Could you explain? I don't understand the justification for let in Lisp, when let* seems so much more useful.


As I mentioned, I like how Clojure's "let" works. I'm also fully on board with Rich's suggestion that before figuring out how to do something, we should first be sure it's important to do. I have not come up with any compelling reason for Clojure's let to provide more support for parallel binding than Mark Engleberg pointed out it provides already.
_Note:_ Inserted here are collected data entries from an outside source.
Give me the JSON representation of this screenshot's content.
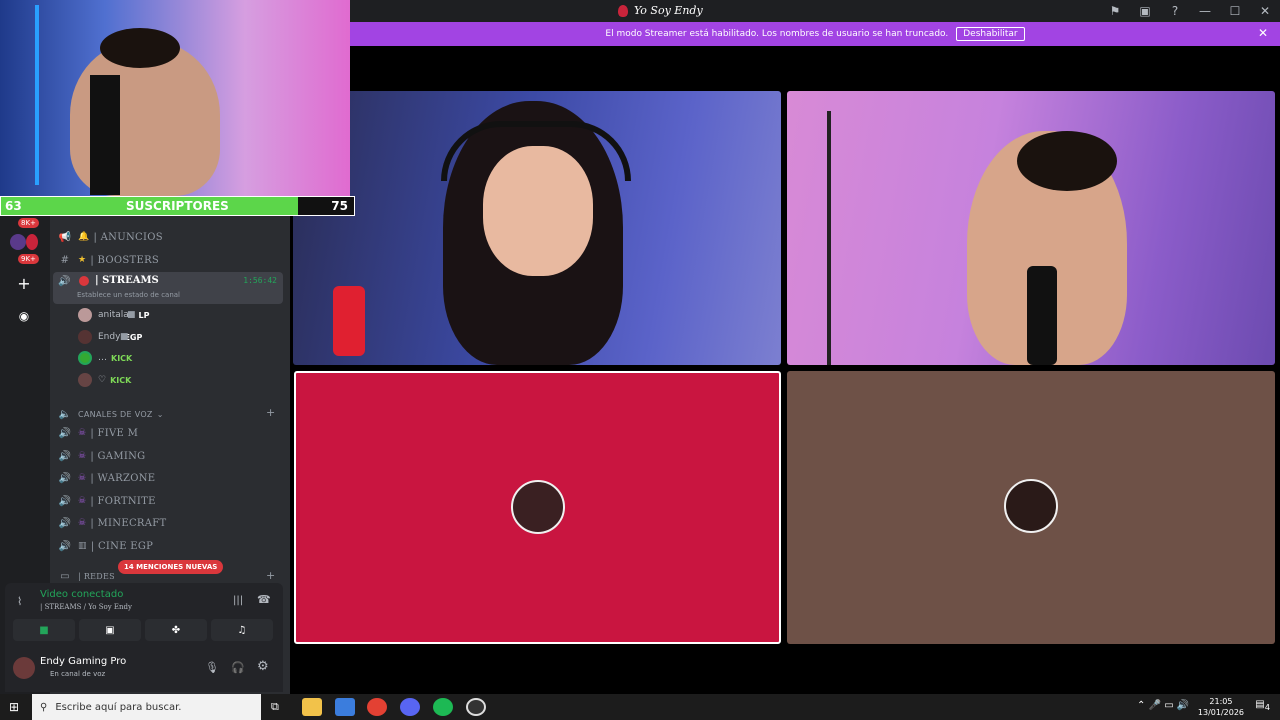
{
  "window": {
    "title": "Yo Soy Endy",
    "icons": [
      "flag-icon",
      "screen-icon",
      "help-icon",
      "minimize-icon",
      "maximize-icon",
      "close-icon"
    ]
  },
  "banner": {
    "message": "El modo Streamer está habilitado. Los nombres de usuario se han truncado.",
    "button": "Deshabilitar"
  },
  "overlay": {
    "subs_current": "63",
    "subs_label": "SUSCRIPTORES",
    "subs_goal": "75",
    "progress": 0.84
  },
  "servers": {
    "badges": [
      "8K+",
      "9K+"
    ]
  },
  "channels": {
    "text": [
      {
        "emoji": "🔔",
        "name": "| ANUNCIOS"
      },
      {
        "emoji": "★",
        "name": "| BOOSTERS"
      }
    ],
    "streams": {
      "name": "| STREAMS",
      "time": "1:56:42",
      "status": "Establece un estado de canal"
    },
    "members": [
      {
        "name": "anitalau",
        "tag": "LP"
      },
      {
        "name": "Endy",
        "tag": "EGP"
      },
      {
        "name": "…",
        "tag": "KICK"
      },
      {
        "name": "♡",
        "tag": "KICK"
      }
    ],
    "voice_category": "CANALES DE VOZ",
    "voice": [
      {
        "name": "| FIVE M"
      },
      {
        "name": "|  GAMING"
      },
      {
        "name": "| WARZONE"
      },
      {
        "name": "| FORTNITE"
      },
      {
        "name": "| MINECRAFT"
      },
      {
        "name": "| CINE EGP"
      }
    ],
    "redes": "| REDES",
    "mentions": "14 MENCIONES NUEVAS"
  },
  "voice_panel": {
    "status": "Video conectado",
    "channel": "| STREAMS / Yo Soy Endy"
  },
  "user": {
    "name": "Endy Gaming Pro",
    "status": "En canal de voz"
  },
  "taskbar": {
    "search_placeholder": "Escribe aquí para buscar.",
    "time": "21:05",
    "date": "13/01/2026",
    "notifications": "4"
  }
}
Since Rich's comment, I've done some reading about this and I saw two justifications for the behavior of Common Lisp's let:

[a] if one implements let in terms of lambda expressions, parallel binding produces one lambda expression while sequential binding produces nested lambdas, one per binding. Parallel binding implemented this way is simpler and uses less resources. In cases where you don't require the benefits of let*, use let because it's more efficient.

[b] when reading the expressions bound to names in a let expression in Common Lisp, you know that each expression stands alone. In particular you know that it has not been affected by any previous bindings in the same let.

I recall (perhaps imperfectly) that Rich has commented on [a] in the past with something like "nobody implements let that way and Clojure's sequential let is efficient".

Justification [b] sounds like it would be only a minor convenience for me, but does seem like a decent argument.

Regarding Clojure's "binding" operation, if we were not constrained by history, I think using a map for its bindings would be an improvement. The bindings it makes are different in several key ways from those made by the binding vectors used everywhere else in Clojure:

- the expressions are evaluated sequentially, but the binding is done in parallel - binding doesn't introduce new names, rather it must work with vars that already exist - the bindings it makes are thread-local and have dynamic scope rather than lexical scope
        - binding doesn't support destructuring

Using a map would serve as a clear marker that these bindings are not like anything else in Clojure. I think the case for this became stronger when Clojure changed to require vectors wherever "let-like bindings" were done (e.g., dotimes) some months ago. "binding" uses a vector, but its bindings are not "let-like".